The divergence between the performance of the Dow Jones Industrial Average and Nasdaq Composite on Wednesday stateside reinforces the suggestion that there are two markets operating in the U.S.: one of an artificial intelligence and another of "everything else."
Not only did the Dow rise, it also secured its second consecutive record high and closed above the 48,000 level for the first time.
The index, which comprises 30 blue-chip companies, is typically seen as a marker of the "old economy." That is to say, it is mostly made up of large, well-established companies driving the U.S. economy, such as banks, healthcare and industrials, before Silicon Valley became a mini sun powering everything.
And it was those stocks — Goldman Sachs , Eli Lilly and Caterpillar — that lifted the Dow on Wednesday.
To be sure, new and flashy names, such as Nvidia and Salesforce , constitute the Dow too. But as the index is price-weighted, meaning that companies with higher share prices influence the Dow more, tech companies don't exert as much gravity on it.
That's in contrast to the Nasdaq, which is weighted by companies' market capitalization, and dominated mainly by technology firms. The tech-heavy index fell as shares like Oracle and Palantir slipped — even Advanced Micro Devices' 9% pop on its growth prospects couldn't rescue the Nasdaq from the red.
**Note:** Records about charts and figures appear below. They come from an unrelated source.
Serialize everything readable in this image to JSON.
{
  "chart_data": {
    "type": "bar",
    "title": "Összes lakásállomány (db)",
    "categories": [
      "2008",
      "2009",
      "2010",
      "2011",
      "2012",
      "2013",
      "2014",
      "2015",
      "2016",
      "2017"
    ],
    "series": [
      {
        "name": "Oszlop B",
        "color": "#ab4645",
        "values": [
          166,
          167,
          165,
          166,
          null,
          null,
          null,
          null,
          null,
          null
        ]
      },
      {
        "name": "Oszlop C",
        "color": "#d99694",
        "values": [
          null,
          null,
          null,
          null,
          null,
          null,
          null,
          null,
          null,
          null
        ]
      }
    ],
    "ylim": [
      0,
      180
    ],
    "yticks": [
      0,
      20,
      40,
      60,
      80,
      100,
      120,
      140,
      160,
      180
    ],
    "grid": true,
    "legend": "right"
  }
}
It's not necessarily a warning sign about overexuberance in AI.
"There's nothing wrong, in our view, of kind of trimming back, taking some gains and re-diversifying across other spots in the equity markets," said Josh Chastant, portfolio manager of public investments at GuideStone Fund.
But what investors would really like is if fork in the road merges into one. That tends to be the safer path to take.